Il punto di partenza è chiaro: «Per riformare una società in decadenza è necessario riportarla ai principi che le hanno dato l’essere». Solo così è possibile curare la «corruzione» e promuovere una vera «guarigione». Questo ritorno implica un impegno concreto verso la vita e i costumi cristiani, capaci di contenere quelle due grandi piaghe della modernità che impoveriscono l’uomo anche nell’abbondanza: l’eccessiva ambizione e la sete di piaceri. La vera felicità si trova, piuttosto, nella sobrietà: nel sapersi accontentare di un abito modesto e di una mensa frugale, nel coltivare il valore del risparmio e nel fuggire quei vizi che dissolvono patrimoni, piccoli e grandi.

Un modello di riferimento resta la prima comunità cristiana, dove la carità fraterna era così viva che «i più facoltosi si privavano spessissimo del proprio per soccorrere gli altri; tanto che – come attestano gli Atti degli Apostoli – non vi era tra loro nessun bisognoso». In quella visione si intravede la società ideale: il suo recupero significherebbe sanare i conflitti e prevenire la guerra.

Tuttavia, in una realtà pluralista e istituzionalizzata, è inevitabile interrogarsi sul ruolo dello Stato. È legittimo aspettarsi che da esso possa «sgorgare spontaneamente la prosperità sia della società nel suo insieme, sia dei singoli», perché questo è in fondo il compito proprio della politica e il dovere inderogabile dei governanti. A loro spetta vegliare sul bene comune e sulla giustizia distributiva, senza mai cadere nella tentazione di assorbire l’individuo o la famiglia nel Leviatano statale.

La tutela pubblica, per essere efficace, deve garantire l’ordine e la pace, difendendo con la forza della legge la proprietà privata: nessuno può essere spogliato legittimamente di ciò che gli appartiene. Agli operai, in particolare, si ricorda di non lasciarsi sedurre da false promesse di uguaglianza che si traducono, di fatto, nell’appropriazione indebita dei beni altrui. Il richiamo si fa severo verso coloro che, ispirati da ideologie sovversive, incitano alla violenza di piazza: è dovere dello Stato fermare tali agitatori, proteggere la moralità dei lavoratori e difendere il diritto dei legittimi proprietari.

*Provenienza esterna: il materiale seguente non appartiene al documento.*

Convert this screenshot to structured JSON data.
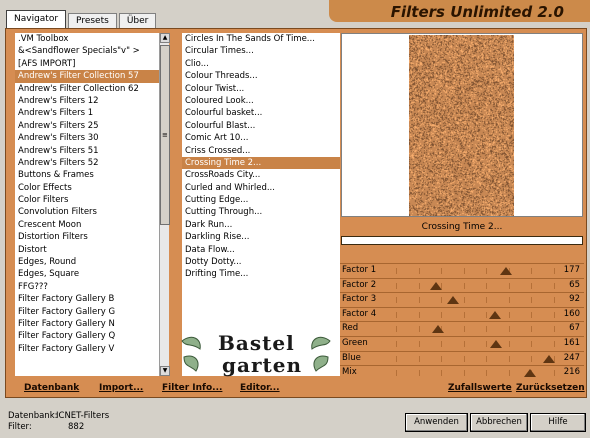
{
  "tabs": [
    "Navigator",
    "Presets",
    "Über"
  ],
  "app_title": "Filters Unlimited 2.0",
  "categories": [
    ".VM Toolbox",
    "&<Sandflower Specials\"v\" >",
    "[AFS IMPORT]",
    "Andrew's Filter Collection 57",
    "Andrew's Filter Collection 62",
    "Andrew's Filters 12",
    "Andrew's Filters 1",
    "Andrew's Filters 25",
    "Andrew's Filters 30",
    "Andrew's Filters 51",
    "Andrew's Filters 52",
    "Buttons & Frames",
    "Color Effects",
    "Color Filters",
    "Convolution Filters",
    "Crescent Moon",
    "Distortion Filters",
    "Distort",
    "Edges, Round",
    "Edges, Square",
    "FFG???",
    "Filter Factory Gallery B",
    "Filter Factory Gallery G",
    "Filter Factory Gallery N",
    "Filter Factory Gallery Q",
    "Filter Factory Gallery V"
  ],
  "selected_category": "Andrew's Filter Collection 57",
  "filters": [
    "Circles In The Sands Of Time...",
    "Circular Times...",
    "Clio...",
    "Colour Threads...",
    "Colour Twist...",
    "Coloured Look...",
    "Colourful basket...",
    "Colourful Blast...",
    "Comic Art 10...",
    "Criss Crossed...",
    "Crossing Time 2...",
    "CrossRoads City...",
    "Curled and Whirled...",
    "Cutting Edge...",
    "Cutting Through...",
    "Dark Run...",
    "Darkling Rise...",
    "Data Flow...",
    "Dotty Dotty...",
    "Drifting Time..."
  ],
  "selected_filter": "Crossing Time 2...",
  "preview": {
    "filter_name": "Crossing Time 2...",
    "progress": 0
  },
  "sliders": [
    {
      "label": "Factor 1",
      "value": 177
    },
    {
      "label": "Factor 2",
      "value": 65
    },
    {
      "label": "Factor 3",
      "value": 92
    },
    {
      "label": "Factor 4",
      "value": 160
    },
    {
      "label": "Red",
      "value": 67
    },
    {
      "label": "Green",
      "value": 161
    },
    {
      "label": "Blue",
      "value": 247
    },
    {
      "label": "Mix",
      "value": 216
    }
  ],
  "panel_buttons": {
    "datenbank": "Datenbank",
    "import": "Import...",
    "filter_info": "Filter Info...",
    "editor": "Editor...",
    "zufallswerte": "Zufallswerte",
    "zuruecksetzen": "Zurücksetzen"
  },
  "status": {
    "db_label": "Datenbank:",
    "db_value": "ICNET-Filters",
    "filter_label": "Filter:",
    "filter_value": "882"
  },
  "buttons": {
    "apply": "Anwenden",
    "cancel": "Abbrechen",
    "help": "Hilfe"
  },
  "watermark": {
    "line1": "Bastel",
    "line2": "garten"
  },
  "colors": {
    "panel": "#d68d52",
    "selection": "#c98347",
    "title_bg": "#cc8a4a"
  }
}
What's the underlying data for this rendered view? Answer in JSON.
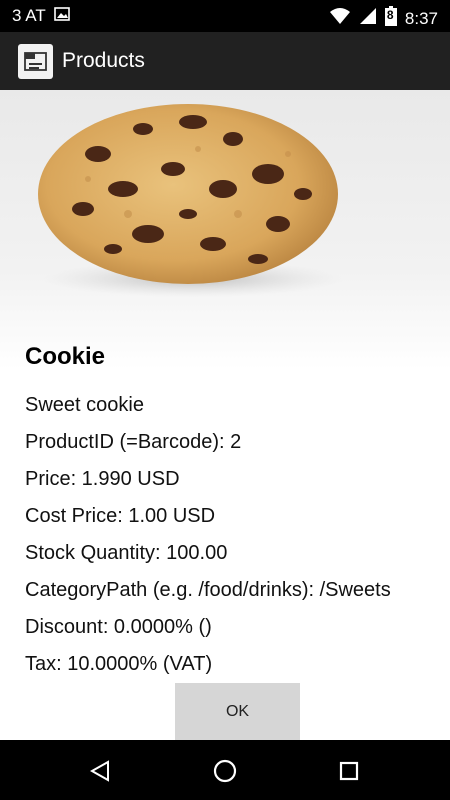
{
  "status_bar": {
    "carrier": "3 AT",
    "time": "8:37",
    "battery_level": "8"
  },
  "app_bar": {
    "title": "Products"
  },
  "product": {
    "name": "Cookie",
    "description": "Sweet cookie",
    "product_id": "ProductID (=Barcode): 2",
    "price": "Price: 1.990 USD",
    "cost_price": "Cost Price: 1.00 USD",
    "stock_quantity": "Stock Quantity: 100.00",
    "category_path": "CategoryPath (e.g. /food/drinks): /Sweets",
    "discount": "Discount: 0.0000% ()",
    "tax": "Tax: 10.0000% (VAT)"
  },
  "actions": {
    "ok_label": "OK"
  },
  "icons": {
    "image": "image-icon",
    "wifi": "wifi-icon",
    "signal": "signal-icon",
    "battery": "battery-icon",
    "app": "app-icon",
    "back": "back-icon",
    "home": "home-icon",
    "recents": "recents-icon"
  }
}
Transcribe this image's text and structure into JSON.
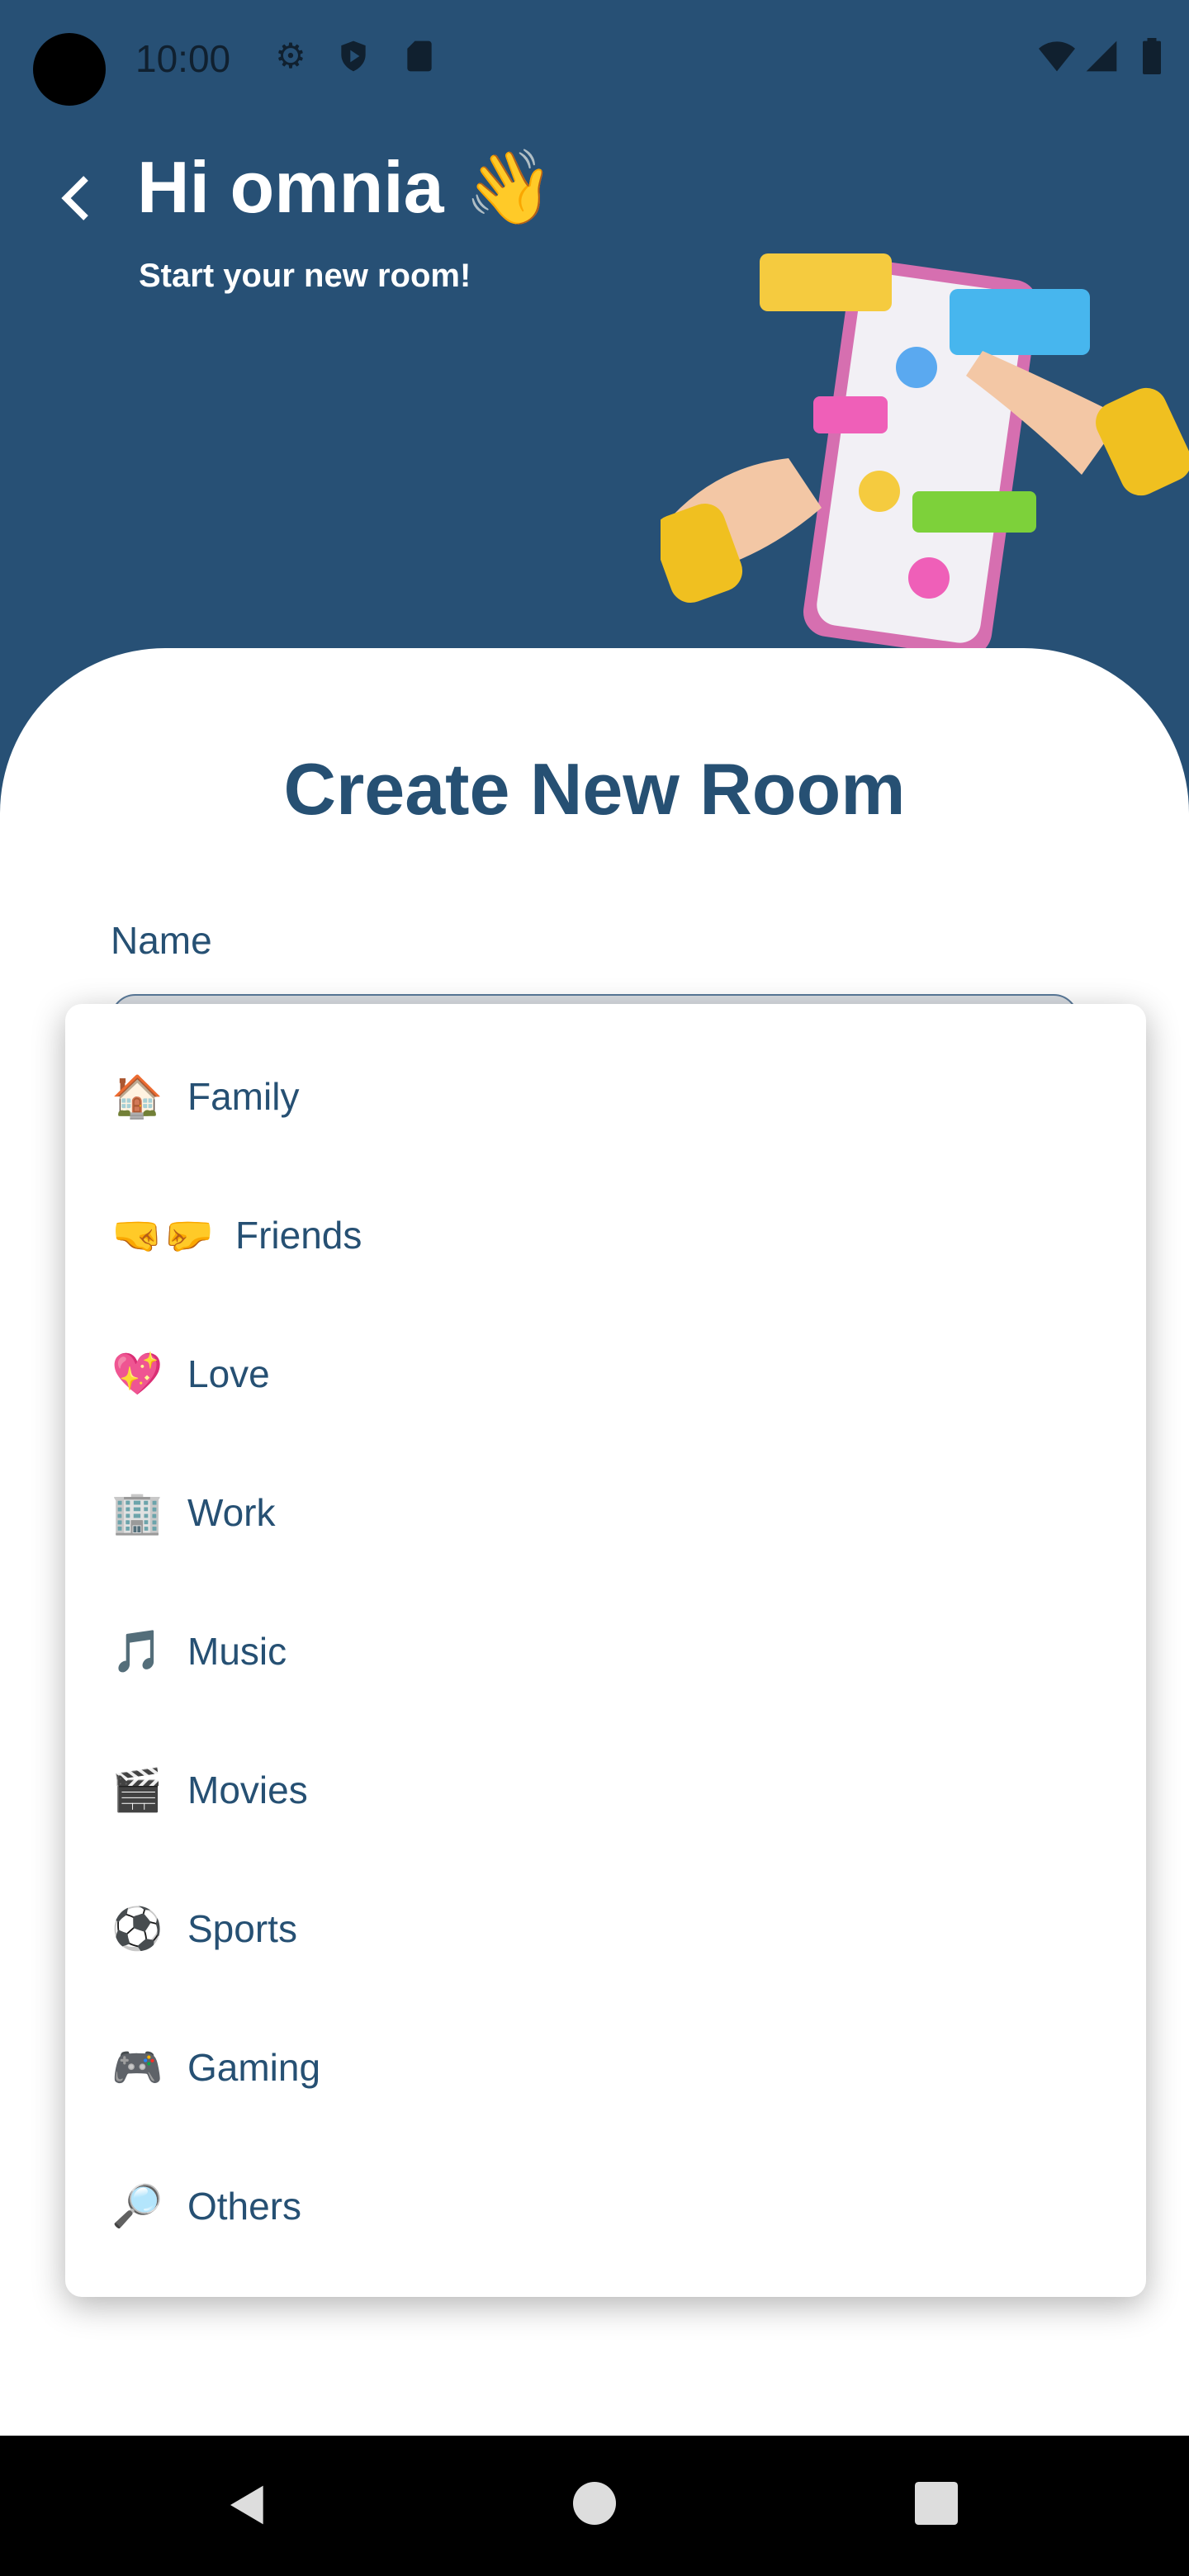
{
  "status_bar": {
    "time": "10:00",
    "icons": [
      "settings-icon",
      "shield-play-icon",
      "sd-card-icon",
      "wifi-icon",
      "signal-icon",
      "battery-icon"
    ]
  },
  "header": {
    "title": "Hi omnia 👋",
    "subtitle": "Start your new room!"
  },
  "form": {
    "title": "Create New Room",
    "name_label": "Name",
    "name_value": ""
  },
  "menu": {
    "items": [
      {
        "icon": "🏠",
        "label": "Family"
      },
      {
        "icon": "🤜🤛",
        "label": "Friends"
      },
      {
        "icon": "💖",
        "label": "Love"
      },
      {
        "icon": "🏢",
        "label": "Work"
      },
      {
        "icon": "🎵",
        "label": "Music"
      },
      {
        "icon": "🎬",
        "label": "Movies"
      },
      {
        "icon": "⚽",
        "label": "Sports"
      },
      {
        "icon": "🎮",
        "label": "Gaming"
      },
      {
        "icon": "🔎",
        "label": "Others"
      }
    ]
  },
  "colors": {
    "header_bg": "#275075",
    "accent": "#265073"
  }
}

Non si condannano gli scioperi in quanto tali, ma si mette in guardia da quelle forme in cui violenza e tumulti finiscono per danneggiare sia i padroni che gli stessi operai. Ma l’intervento dello Stato non può fermarsi qui: esso è chiamato anche a porre limiti ai ricchi, garantendo i «beni dell’anima» e tutelando il diritto al riposo nei giorni festivi. Il riposo domenicale, consacrato dalla religione, è visto come un comandamento stesso di Dio: persino nella creazione, «Egli si riposò il settimo giorno». Garantire questa pausa – per la partecipazione all’Eucaristia, per la famiglia e per sé – è una conquista sociale di matrice ecclesiale.

L’enciclica interviene inoltre su altri diritti fondamentali: la limitazione dell’orario lavorativo; la tutela specifica per donne e bambini (in un’epoca in cui persino i più piccoli lavoravano nelle miniere); il diritto a un «giusto salario», formalizzato in un contratto verificabile da un giudice equo; e la necessità di una fiscalità che non annienti la proprietà privata.

Elemento centrale è la promozione delle «società operaie», eredi moderne delle corporazioni medievali, ritenute “estremamente opportune” e titolari di pieni diritti. Fu questo spirito a generare un vasto movimento sindacale cattolico, che continua ancora oggi grazie a realtà come la Hermandad Obrera de Acción Católica (HOAC) o la Juventud Obrera Católica (JOC). Allo Stato si chiede non solo di proteggerle, ma di rispettarne l’autonomia e di non interferire nella loro vita interna.

La conclusione è netta: davanti a «un male già tanto grave (…) il vero e radicale rimedio non può venire che dalla religione». Tutti vengono esortati a «tornare alla vita cristiana». Non si tratta di arroganza confessionale, ma del desiderio profondo che ogni cittadino si impegni con tutte le proprie forze per la salvezza dei popoli, coltivando e diffondendo la carità – regina di tutte le virtù – a ogni livello della vita sociale.